Subflow 2.2- Check for Case Duplicates
The Subflow 2.2 - Check for Case Duplicates plays an essential role in the Subflow 2 - Create Case process by ensuring no duplicate cases are created. It works closely with 2.1 Subflow- Get Duplication Rule Workflow, which provides the deduplication rules, to check if an alert matches an existing case. Together, these subflows help streamline case creation by reducing duplicates and keeping the system clean and efficient.
How Subflow 2.2 Works:
Setup and Preparation
The subflow starts by setting variables to "no duplicate case found" and calculating how far back to search for duplicates (the "Case Look Back Period").Checking for Duplicates
Name-Based Check:
If the deduplication rule prioritizes the alert’s name, the subflow runs a query to find cases with the same name. If a match is found, it updates variables with the duplicate case details.
Observable-Based Check:
If the rule uses observables (like "File Hash" or "URL"), the subflow searches for cases linked to those observables. Matching cases are flagged as duplicates, and their details are saved.

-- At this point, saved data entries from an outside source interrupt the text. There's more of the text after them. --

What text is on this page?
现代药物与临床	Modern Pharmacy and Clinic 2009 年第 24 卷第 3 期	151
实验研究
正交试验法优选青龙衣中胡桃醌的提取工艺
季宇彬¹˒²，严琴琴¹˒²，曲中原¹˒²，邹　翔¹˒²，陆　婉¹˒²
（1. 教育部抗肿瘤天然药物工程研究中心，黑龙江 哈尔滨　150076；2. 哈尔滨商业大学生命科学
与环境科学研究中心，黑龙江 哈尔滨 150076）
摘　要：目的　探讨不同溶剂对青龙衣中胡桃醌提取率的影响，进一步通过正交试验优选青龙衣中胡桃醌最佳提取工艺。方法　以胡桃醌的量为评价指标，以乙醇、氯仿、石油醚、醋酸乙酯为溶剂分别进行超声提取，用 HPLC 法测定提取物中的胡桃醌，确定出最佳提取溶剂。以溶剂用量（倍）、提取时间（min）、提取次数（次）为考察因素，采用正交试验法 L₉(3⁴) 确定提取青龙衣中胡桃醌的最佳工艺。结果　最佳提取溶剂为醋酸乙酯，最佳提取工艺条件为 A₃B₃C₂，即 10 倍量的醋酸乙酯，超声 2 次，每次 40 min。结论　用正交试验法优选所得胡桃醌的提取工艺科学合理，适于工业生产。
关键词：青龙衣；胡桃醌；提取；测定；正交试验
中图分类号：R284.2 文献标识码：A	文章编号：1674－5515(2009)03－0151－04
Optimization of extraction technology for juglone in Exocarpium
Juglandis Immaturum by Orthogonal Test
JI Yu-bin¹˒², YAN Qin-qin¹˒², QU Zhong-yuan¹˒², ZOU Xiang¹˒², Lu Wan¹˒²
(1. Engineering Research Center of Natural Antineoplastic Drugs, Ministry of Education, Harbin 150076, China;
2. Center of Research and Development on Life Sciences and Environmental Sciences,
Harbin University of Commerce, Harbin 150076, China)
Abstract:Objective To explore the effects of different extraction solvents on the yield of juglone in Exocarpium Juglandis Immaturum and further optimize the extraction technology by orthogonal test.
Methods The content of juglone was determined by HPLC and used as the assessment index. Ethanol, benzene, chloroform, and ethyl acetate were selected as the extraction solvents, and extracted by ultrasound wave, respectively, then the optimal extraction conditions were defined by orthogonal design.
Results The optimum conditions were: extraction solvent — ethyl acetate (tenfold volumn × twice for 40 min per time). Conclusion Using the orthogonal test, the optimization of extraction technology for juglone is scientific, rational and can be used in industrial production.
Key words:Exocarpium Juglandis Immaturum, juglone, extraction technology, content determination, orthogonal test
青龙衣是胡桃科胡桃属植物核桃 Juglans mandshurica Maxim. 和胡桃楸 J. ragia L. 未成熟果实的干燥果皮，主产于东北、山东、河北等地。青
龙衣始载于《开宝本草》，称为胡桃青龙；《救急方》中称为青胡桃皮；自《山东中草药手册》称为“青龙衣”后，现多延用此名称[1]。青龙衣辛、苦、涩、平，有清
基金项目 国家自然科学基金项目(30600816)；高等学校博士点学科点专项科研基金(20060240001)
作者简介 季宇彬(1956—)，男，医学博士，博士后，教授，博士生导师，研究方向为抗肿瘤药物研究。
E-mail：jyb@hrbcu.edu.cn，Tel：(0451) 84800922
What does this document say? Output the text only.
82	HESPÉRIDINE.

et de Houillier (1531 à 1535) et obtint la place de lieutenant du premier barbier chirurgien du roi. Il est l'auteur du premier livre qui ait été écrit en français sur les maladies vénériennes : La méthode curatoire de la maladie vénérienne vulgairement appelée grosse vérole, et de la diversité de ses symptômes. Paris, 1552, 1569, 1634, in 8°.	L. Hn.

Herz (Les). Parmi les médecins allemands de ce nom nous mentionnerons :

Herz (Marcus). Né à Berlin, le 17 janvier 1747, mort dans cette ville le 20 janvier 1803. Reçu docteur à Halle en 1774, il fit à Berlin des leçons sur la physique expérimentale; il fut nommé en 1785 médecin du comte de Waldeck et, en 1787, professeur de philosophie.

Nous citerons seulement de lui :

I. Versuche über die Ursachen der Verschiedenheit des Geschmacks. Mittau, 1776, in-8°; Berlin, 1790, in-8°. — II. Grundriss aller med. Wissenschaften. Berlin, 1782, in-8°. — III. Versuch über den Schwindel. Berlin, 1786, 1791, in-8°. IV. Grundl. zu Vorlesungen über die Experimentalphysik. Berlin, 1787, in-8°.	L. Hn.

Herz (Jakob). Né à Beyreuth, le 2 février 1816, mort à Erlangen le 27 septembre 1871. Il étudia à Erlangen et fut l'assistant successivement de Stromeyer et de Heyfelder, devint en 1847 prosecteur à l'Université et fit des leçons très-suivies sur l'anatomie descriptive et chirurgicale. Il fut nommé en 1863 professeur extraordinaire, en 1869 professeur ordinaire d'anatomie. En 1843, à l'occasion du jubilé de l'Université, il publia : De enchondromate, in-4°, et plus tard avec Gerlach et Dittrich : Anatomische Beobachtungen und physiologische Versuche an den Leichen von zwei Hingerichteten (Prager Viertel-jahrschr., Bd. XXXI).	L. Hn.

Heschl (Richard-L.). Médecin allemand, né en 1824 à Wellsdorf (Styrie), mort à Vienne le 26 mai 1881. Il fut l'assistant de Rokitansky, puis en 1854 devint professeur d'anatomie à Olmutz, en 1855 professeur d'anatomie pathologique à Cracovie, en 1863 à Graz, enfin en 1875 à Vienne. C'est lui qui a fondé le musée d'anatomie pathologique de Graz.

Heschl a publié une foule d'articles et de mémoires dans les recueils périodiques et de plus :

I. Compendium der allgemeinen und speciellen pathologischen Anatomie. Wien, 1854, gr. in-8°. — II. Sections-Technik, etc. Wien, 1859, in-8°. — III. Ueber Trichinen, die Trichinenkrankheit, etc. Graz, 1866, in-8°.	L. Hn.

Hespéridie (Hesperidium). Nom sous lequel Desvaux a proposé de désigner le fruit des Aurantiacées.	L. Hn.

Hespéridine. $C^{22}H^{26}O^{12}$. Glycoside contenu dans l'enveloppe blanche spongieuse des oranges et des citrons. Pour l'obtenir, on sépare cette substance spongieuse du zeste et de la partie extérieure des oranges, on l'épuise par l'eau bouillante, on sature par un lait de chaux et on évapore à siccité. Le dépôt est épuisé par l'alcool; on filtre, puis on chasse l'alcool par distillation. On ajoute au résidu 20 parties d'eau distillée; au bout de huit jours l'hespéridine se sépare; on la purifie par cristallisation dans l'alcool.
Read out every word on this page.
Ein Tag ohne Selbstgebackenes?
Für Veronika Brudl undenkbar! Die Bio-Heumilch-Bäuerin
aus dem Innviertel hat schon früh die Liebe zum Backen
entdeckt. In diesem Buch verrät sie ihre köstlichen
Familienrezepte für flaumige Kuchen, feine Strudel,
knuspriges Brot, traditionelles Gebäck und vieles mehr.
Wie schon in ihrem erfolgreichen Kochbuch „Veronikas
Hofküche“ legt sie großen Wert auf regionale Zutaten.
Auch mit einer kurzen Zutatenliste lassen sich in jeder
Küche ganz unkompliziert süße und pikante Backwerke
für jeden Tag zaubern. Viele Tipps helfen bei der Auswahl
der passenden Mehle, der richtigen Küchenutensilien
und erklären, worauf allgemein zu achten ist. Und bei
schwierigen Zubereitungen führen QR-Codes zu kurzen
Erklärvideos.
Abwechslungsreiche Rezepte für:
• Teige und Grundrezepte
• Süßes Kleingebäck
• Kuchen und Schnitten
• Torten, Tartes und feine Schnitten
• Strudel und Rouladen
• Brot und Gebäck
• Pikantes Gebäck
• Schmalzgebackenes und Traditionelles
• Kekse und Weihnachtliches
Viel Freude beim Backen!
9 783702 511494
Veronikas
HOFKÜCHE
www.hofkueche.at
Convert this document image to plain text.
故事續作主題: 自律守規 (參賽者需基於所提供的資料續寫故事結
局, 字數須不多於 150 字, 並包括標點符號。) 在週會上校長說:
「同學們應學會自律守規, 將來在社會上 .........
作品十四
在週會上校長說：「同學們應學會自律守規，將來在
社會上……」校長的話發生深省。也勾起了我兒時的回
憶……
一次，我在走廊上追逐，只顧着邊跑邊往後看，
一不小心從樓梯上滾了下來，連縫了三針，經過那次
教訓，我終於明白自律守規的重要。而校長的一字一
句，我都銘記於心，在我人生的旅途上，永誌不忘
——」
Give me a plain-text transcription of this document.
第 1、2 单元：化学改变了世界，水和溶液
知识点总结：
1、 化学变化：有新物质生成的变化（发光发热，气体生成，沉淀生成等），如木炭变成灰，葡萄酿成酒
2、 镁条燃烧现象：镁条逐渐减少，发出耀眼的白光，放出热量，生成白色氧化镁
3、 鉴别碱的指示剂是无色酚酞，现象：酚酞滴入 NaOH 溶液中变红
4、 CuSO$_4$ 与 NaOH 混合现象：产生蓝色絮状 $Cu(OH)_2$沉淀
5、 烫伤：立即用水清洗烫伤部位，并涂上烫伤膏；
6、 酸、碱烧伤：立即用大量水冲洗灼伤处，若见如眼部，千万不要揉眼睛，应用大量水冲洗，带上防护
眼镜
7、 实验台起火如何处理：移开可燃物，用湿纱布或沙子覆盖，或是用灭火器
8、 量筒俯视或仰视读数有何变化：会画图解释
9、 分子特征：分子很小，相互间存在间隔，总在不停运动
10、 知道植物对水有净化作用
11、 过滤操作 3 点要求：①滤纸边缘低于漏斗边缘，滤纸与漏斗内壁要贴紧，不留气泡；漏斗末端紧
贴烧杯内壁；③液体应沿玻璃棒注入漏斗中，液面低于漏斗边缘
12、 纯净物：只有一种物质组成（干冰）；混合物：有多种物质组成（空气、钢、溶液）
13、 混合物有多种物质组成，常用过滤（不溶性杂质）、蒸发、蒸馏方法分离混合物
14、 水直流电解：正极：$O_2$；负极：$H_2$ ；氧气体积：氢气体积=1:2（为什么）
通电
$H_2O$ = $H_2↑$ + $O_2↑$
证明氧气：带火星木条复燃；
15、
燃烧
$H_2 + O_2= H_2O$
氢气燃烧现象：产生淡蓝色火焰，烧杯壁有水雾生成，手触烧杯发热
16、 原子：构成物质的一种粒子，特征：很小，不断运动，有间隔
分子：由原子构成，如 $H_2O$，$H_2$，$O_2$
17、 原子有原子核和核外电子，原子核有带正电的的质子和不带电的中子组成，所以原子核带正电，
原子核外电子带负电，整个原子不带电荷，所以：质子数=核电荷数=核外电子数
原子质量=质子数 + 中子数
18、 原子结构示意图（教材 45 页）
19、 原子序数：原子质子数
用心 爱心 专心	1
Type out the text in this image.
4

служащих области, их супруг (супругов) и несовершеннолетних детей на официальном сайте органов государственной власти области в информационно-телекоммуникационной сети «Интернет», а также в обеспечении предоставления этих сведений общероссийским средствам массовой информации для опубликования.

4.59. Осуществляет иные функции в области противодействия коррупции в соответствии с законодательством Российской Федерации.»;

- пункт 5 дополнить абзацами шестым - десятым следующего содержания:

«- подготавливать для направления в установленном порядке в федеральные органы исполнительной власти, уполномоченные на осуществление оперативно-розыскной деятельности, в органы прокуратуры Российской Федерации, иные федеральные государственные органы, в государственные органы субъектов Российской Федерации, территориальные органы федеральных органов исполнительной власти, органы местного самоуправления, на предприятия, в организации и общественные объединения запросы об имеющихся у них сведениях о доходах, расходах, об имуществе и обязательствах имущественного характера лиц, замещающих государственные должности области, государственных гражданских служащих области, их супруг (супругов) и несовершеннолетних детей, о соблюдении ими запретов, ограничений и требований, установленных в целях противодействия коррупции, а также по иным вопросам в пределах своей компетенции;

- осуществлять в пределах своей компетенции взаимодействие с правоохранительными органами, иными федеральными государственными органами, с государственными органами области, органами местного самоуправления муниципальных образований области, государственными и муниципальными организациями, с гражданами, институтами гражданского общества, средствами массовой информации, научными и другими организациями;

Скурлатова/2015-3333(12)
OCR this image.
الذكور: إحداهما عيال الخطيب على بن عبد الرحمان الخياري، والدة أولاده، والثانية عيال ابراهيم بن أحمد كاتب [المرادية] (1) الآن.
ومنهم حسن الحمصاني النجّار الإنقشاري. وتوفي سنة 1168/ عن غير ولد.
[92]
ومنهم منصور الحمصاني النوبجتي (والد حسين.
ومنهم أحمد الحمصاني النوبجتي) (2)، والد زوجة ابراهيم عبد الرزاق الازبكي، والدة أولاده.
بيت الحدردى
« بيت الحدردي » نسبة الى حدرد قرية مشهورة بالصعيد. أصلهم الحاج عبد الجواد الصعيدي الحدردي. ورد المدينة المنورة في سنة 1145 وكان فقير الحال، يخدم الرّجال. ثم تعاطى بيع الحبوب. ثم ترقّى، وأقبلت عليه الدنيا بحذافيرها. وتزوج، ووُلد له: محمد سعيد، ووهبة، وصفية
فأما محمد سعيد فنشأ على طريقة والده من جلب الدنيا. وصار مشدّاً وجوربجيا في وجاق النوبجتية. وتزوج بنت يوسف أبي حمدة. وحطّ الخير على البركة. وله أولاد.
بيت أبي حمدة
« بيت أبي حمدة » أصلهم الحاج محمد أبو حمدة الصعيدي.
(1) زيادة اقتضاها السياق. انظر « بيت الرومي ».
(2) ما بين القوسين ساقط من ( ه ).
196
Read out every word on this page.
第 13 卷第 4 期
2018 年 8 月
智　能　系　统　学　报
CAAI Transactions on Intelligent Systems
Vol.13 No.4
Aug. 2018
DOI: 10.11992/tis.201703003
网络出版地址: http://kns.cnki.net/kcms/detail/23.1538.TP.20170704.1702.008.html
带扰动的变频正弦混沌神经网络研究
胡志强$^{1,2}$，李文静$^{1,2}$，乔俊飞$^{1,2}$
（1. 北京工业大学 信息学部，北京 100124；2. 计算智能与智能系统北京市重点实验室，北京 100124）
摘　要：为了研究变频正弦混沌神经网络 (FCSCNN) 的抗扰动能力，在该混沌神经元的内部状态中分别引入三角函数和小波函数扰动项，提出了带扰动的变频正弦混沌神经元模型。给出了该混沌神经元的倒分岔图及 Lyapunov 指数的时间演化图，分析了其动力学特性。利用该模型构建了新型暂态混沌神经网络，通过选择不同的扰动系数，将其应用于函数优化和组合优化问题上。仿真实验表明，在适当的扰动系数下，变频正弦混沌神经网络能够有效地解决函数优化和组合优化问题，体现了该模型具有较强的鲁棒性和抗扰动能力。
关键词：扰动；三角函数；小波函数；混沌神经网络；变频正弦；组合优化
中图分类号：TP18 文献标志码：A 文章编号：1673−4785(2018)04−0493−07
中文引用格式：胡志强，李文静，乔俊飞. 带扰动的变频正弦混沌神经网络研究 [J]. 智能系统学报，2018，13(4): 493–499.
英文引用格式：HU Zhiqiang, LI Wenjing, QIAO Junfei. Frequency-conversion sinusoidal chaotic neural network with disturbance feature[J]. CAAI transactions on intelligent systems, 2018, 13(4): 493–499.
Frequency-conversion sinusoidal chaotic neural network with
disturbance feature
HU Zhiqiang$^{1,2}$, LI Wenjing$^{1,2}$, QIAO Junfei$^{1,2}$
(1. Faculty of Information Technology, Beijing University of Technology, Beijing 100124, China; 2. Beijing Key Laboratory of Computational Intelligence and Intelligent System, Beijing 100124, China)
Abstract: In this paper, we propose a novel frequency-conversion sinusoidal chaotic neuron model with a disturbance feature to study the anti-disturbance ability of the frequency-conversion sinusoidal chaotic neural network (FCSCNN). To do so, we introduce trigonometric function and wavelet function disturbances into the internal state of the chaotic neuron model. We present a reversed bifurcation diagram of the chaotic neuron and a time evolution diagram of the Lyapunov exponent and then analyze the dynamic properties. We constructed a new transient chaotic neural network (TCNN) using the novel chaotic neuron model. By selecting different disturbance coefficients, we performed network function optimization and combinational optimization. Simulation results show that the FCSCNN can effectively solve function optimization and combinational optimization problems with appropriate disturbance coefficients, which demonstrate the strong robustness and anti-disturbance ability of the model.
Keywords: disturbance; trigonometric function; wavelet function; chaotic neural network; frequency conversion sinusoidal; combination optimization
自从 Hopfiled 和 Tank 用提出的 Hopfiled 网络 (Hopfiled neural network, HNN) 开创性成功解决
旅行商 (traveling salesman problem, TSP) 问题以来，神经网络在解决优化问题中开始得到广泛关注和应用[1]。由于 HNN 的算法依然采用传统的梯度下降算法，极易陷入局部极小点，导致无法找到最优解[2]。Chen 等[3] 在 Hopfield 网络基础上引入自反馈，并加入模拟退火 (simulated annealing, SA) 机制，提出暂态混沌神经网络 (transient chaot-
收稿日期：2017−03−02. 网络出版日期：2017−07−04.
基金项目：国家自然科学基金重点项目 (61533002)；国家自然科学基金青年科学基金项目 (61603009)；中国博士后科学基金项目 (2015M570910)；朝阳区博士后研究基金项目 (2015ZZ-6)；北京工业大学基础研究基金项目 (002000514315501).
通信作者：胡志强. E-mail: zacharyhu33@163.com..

Link to 2.1 Subflow- Get Duplication Rule Workflow
The deduplication parameters used (e.g.,
"Name"
or specific observables) are provided by 2.1 Subflow- Get Duplication Rule Workflow, which selects the rules from the Deduplication Table
Example in Action:
Imagine an alert with:
- Name: "Suspicious File Upload"
- Observables:
File Hash: SHA256: abc123...
andIP Address: 192.168.1.1
- Subflow 2.1 Rule:
The deduplication rule prioritizes "File Hash." - Subflow 2.2 Check:
The subflow searches for cases with the file hash (SHA256: abc123...
). If a match is found, it updates the case details. - Result:
If no duplicates are found, the alert moves forward to either link to an existing case in Subflow 2.3 or create a new case.